It's Sunday afternoon at Tokyo Geijutsu Gekijo, where the Japan Philharmonic is performing Ludwig van Beethoven's Symphony No. 9, one of dozens of performances of the piece that take place throughout Japan during the month of December. The house is virtually sold out, and the audience appears to be mostly made up of older people, who chat before the program starts about the lunches they just had. Stomachs full, many nod off during the opening selection, the overture to Carl Maria von Weber's "Marksman," but they wake up when the Tokyo Freude Choir starts filing onstage to take their positions on risers behind the orchestra before the start of the Ninth.

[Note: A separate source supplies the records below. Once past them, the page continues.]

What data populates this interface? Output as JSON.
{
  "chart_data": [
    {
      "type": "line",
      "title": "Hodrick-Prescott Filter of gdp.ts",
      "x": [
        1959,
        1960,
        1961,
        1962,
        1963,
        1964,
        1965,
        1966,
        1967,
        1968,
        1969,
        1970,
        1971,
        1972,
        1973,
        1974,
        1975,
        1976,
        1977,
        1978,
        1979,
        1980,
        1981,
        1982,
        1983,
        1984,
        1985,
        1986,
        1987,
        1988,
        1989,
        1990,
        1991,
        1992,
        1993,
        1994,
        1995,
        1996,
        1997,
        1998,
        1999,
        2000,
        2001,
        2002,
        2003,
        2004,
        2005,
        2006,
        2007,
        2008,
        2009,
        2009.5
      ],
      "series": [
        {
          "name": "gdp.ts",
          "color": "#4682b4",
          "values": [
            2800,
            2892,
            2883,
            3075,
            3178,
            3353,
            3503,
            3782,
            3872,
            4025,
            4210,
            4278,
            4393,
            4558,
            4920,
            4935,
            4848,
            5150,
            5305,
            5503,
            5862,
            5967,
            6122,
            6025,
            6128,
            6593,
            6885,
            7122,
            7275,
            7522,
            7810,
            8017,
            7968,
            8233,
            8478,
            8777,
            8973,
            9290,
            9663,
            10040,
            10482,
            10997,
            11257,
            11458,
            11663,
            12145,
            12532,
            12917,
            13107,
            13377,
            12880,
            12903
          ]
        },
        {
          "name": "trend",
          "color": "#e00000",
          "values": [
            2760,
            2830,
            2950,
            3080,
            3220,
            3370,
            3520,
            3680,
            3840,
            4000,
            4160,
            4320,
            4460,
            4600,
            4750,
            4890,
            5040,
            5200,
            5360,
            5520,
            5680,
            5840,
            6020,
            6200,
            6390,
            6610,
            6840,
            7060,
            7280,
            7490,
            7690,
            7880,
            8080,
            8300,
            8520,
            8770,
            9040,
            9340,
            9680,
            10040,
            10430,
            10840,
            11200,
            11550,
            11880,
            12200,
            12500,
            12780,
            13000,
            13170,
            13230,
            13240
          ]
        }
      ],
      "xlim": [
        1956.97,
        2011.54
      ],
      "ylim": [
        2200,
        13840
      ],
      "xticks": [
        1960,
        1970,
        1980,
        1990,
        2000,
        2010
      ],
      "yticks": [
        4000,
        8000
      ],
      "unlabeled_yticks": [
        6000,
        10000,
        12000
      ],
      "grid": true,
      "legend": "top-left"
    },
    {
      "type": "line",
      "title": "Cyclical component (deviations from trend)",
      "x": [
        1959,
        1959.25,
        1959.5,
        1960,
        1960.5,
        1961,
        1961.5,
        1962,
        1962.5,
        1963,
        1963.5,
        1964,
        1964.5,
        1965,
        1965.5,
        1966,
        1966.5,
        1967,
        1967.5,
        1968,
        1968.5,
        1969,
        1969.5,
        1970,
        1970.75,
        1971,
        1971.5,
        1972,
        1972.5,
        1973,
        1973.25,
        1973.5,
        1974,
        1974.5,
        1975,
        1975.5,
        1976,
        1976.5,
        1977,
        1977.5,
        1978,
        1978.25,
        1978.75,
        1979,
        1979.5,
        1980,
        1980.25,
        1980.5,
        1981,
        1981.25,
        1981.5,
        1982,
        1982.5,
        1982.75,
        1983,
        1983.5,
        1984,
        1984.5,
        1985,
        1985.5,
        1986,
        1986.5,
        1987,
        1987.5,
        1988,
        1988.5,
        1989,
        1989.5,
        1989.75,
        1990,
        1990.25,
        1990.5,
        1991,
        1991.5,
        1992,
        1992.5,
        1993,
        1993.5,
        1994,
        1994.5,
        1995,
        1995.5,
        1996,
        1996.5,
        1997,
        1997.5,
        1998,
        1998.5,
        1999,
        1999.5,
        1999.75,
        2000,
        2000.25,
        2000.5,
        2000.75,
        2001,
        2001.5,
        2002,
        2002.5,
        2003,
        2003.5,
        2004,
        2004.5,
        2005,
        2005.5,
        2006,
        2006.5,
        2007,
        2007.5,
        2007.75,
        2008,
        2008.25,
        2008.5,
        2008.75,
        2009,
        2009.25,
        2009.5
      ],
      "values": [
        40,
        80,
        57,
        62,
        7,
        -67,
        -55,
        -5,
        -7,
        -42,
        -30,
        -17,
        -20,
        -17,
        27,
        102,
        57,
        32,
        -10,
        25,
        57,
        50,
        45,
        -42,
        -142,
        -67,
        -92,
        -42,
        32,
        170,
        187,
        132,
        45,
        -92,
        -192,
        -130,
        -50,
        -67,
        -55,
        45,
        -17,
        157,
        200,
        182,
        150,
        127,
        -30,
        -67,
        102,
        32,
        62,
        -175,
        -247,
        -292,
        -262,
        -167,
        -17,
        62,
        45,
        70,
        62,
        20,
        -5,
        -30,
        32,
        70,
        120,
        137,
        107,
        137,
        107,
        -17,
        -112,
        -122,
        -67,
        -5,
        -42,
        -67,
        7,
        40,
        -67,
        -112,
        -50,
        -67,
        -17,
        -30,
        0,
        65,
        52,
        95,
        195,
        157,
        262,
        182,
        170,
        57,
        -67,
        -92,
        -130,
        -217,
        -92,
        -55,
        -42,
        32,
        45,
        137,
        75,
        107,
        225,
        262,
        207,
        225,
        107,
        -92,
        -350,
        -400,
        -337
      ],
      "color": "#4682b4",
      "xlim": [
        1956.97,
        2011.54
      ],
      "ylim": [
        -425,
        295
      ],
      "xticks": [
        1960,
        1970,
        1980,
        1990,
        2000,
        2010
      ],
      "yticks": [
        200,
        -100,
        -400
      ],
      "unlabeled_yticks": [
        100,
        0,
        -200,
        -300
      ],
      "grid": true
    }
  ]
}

When the fourth movement, the "Ode to Joy," begins, their attention is fixed on the choir, which is also mostly made up of elderly people. They sit rapt as the professional soloists trade off lines of Friedrich Schiller's poetry, the choir giving their all in order to be heard above the orchestra. They're not entirely successful in this regard, but the audience is clearly moved and as the last chord echoes through the hall the applause is moving, too. There will be no encore: How do you follow the most monumental symphony ever written? But the choir, some members leaning on canes, others winded by the effort, remain on the risers after the soloists, the conductor and the orchestra leave. They wave to the audience, and the audience waves back.

Later, out in the atrium, the choir members, still dressed in their austere black-and-white stage clothes, mill about, looking for loved ones. One woman says she's 74 years old, and that this is the fourth December she's sung with the Freude choir. "I always wanted to sing the 'Ode to Joy' on the stage," she says. "That's why I joined."